Tuesday, May 4, 2010

There is a woman that I know who says the words "I love you", in a deep emotive voice, countless times during the day. It seems that every time that she says "thank you" it is followed by an "I love you". For her, there is some emotional and verbal connection between an expression of appreciation and an expression of love.

And, it isn't just to her family that she says these words, it is to her friends, her colleagues, her clients, the guy who details her car, the guy who delivers her lunch...on and on ad nauseam.
For some reason I find this really annoying.

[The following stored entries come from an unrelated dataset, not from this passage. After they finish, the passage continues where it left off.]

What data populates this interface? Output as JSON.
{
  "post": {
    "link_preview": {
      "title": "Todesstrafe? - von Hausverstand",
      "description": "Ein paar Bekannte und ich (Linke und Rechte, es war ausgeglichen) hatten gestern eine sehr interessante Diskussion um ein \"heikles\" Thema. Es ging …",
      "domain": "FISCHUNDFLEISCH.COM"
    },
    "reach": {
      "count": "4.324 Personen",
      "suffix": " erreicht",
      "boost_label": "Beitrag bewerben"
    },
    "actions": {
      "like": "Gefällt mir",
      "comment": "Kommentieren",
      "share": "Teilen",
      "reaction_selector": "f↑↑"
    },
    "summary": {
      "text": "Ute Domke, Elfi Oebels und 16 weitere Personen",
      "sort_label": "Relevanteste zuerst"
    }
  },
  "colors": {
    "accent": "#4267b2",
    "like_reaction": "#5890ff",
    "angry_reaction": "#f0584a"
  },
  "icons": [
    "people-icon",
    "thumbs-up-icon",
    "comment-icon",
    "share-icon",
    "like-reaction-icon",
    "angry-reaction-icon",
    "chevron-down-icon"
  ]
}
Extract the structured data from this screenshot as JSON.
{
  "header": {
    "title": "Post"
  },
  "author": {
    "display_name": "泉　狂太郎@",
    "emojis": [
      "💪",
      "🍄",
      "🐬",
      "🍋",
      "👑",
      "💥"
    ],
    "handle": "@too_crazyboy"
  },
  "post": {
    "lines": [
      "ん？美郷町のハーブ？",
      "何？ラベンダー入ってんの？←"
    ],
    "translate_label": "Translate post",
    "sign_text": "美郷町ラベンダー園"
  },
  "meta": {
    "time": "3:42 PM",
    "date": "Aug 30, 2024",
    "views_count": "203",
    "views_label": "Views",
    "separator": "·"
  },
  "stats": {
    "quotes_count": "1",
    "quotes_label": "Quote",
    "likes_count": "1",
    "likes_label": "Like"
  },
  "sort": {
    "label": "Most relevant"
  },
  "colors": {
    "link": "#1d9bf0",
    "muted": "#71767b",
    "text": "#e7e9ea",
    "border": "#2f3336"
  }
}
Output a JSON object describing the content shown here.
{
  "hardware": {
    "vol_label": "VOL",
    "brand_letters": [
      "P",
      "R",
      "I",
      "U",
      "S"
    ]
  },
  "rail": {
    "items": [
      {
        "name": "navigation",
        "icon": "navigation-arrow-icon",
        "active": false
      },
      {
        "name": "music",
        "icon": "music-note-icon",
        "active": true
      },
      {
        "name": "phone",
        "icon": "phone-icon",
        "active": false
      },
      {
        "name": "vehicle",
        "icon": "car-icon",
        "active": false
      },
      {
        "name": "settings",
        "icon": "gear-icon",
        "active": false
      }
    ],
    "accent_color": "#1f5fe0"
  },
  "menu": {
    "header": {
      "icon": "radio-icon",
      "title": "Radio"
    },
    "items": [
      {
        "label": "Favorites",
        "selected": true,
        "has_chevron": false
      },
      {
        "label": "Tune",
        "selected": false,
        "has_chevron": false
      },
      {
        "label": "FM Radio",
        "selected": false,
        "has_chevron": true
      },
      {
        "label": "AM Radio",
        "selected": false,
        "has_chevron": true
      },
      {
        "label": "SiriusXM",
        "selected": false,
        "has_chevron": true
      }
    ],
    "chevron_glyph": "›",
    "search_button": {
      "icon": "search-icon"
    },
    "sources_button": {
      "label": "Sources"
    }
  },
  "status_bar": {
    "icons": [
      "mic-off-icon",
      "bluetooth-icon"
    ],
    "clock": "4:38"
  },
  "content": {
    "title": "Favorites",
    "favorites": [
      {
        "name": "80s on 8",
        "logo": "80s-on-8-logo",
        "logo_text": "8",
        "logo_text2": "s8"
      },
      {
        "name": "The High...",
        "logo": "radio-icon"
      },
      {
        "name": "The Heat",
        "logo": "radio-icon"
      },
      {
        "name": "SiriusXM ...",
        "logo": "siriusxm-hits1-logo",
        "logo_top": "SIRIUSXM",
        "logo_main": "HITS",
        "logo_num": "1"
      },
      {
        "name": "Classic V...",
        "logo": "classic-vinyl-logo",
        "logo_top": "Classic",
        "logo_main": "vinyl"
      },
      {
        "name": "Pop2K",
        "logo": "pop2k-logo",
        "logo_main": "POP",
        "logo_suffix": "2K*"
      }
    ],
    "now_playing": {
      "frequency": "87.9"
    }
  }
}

I wonder if it is a cultural, religious or generational thing? I was raised in an all American WASP (low not high) environment she was raised in a Persian Jewish environment...and she is a little younger than I am. But I suspect that it is neither cultural nor religious nor generational. I believe that she just developed this specific personality trait on her own in order to strengthen existing relationships and create social alliances.

It is probably strange that I don't have any recollection of my parents telling me that they love me, although I know that they do...and honestly I don't really even tell my children very often that I love them, although I most certainly do. My family is just not verbally emotive in that way...and we're fine with it.

When I consider the total number of people that I love, it comes down to my children, my parents and stepparents, my brothers and a very few selected friends....and that is it. I don't feel compelled to love everyone I deal with...or even like them for that matter. But I do feel compelled to be kind and polite.

If you tell everyone from your husband to the guy that details your car that you love them, doesn't it just diminish any real significance of the words?

Does this over emotiveness annoy anyone else besides me?